Sheryl Sandberg Talks Workplace Sexism in 'New York Times' Op-Ed

How open are you to conversations about sexism in the workplace? That a question that's most important when asked of managers, executives, and CEOs, the real power players within a corporate structure whose implicit biases can have an outsized impact on the women working among them. If you're looking for a neat, tidy commentary on just this issue, you should check out The New York TimesFacebook COO Sheryl Sandberg talked workplace sexism in an op-ed Saturday, along with Professor Adam Grant of the Wharton School at the University of Pennsylvania.
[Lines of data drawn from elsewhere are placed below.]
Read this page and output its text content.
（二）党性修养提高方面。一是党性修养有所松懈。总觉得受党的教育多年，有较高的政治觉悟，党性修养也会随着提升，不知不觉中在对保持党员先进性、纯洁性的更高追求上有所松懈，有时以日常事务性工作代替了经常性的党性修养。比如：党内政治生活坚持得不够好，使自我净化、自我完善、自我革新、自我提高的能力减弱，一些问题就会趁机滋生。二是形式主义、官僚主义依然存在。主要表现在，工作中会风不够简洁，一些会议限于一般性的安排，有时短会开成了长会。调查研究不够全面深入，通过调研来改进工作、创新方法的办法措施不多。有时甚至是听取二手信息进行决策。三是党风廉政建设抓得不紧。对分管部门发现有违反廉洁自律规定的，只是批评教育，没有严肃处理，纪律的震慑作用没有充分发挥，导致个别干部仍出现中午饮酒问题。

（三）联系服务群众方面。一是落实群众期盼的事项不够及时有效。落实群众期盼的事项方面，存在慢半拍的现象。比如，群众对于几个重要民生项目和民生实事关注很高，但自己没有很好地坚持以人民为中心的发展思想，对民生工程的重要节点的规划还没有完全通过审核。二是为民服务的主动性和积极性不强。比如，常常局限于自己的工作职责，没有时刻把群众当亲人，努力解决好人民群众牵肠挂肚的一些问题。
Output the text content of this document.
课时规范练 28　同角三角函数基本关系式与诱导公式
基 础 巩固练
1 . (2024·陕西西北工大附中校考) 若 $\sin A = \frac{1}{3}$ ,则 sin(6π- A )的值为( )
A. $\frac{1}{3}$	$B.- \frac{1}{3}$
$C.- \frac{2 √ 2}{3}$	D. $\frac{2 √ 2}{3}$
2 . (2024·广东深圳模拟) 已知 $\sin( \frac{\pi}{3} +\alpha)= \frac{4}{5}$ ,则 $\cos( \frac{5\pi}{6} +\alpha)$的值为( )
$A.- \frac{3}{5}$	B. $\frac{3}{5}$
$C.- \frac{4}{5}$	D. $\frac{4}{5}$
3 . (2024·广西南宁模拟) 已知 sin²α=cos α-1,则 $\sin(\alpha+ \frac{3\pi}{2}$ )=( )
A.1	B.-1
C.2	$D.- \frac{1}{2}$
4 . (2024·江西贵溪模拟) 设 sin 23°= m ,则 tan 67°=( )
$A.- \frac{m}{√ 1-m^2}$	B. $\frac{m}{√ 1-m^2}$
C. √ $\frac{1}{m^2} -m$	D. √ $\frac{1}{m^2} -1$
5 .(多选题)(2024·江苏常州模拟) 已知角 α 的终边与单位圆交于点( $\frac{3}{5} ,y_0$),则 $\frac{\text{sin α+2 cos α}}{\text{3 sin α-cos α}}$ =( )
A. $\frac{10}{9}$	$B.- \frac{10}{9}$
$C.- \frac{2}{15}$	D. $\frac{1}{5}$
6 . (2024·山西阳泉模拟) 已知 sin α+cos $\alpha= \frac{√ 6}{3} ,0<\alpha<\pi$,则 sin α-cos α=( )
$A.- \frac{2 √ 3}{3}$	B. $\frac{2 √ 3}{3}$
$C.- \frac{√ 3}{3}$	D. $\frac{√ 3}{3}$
It's a detailed, well-written piece which highlights just a few of the ways that common, sexist misconceptions about women in the workplace can reinforce themselves over time.

Sandberg has long been an ardent voice in favor of heightened consciousness of sexism in the workplace, and in 2013 she published Lean In , a book dedicated to laying out ways for women to be more successful and less reticent in corporate power structures. Writing for the Times Saturday, Sandberg and Grant's feature begins with a little riddle which you may or may not have heard of before. I had, myself, as it's sometimes used to start conversations about implicit sexism. Which is exactly how they use it, right at the top — can you figure it out without reading ahead for the answer? Give it a try.

A father and his son are in a car accident. The father is killed and the son is seriously injured. The son is taken to the hospital where the surgeon says, “I cannot operate, because this boy is my son.”
Justin Sullivan/Getty Images News/Getty Images

Got it? Any luck? It's possible that the answer struck you simply enough, but if it didn't, don't beat yourself up about it — it's reflective of the gendered stereotypes we've all grown up with, and recognizing them is the first step to overcoming them. The solution to that little teaser above is that the surgeon is the boy's mother, not his father. But many people are so hardwired to picture a very particular image when they hear the word "surgeon" — something like a gray haired, spectacled old man — that the blindingly obvious answer goes overlooked.

It's those types of gender-based stereotypes and assumptions that Sandberg and Grant are railing against, but with some interesting and canny stipulations. Namely, that how we present the reality of gender and sex-based workplace bias to managers and leaders can color the kind of reaction it elicits.

... Professors Duguid and Thomas-Hunt told managers that stereotypes were common or rare. Then, they asked managers to read a transcript from a job interview of a candidate described as either female or male. At the end of the interview, the candidate asked for higher compensation and a nonstandard bonus. When the managers read that many people held stereotypes, they were 28 percent less interested in hiring the female candidate. They also judged her as 27 percent less likable. The same information did not alter their judgments of male candidates.

Sandberg and Grant's explanation? That it isn't enough just to raise awareness of this sort of stuff — it needs to be paired with a firm communication that such discrimination is "undesirable and unacceptable."

When we communicate that a vast majority of people hold some biases, we need to make sure that we’re not legitimating prejudice. By reinforcing the idea that people want to conquer their biases and that there are benefits to doing so, we send a more effective message: Most people don’t want to discriminate, and you shouldn’t either.

Do yourself a favor and check out the full op-ed, it's well worth your time. And hats off to Sandberg for continuing to champion this cause — after all, we live in a corporate reality in which a mere 26 Fortune 500 companies are lead by women.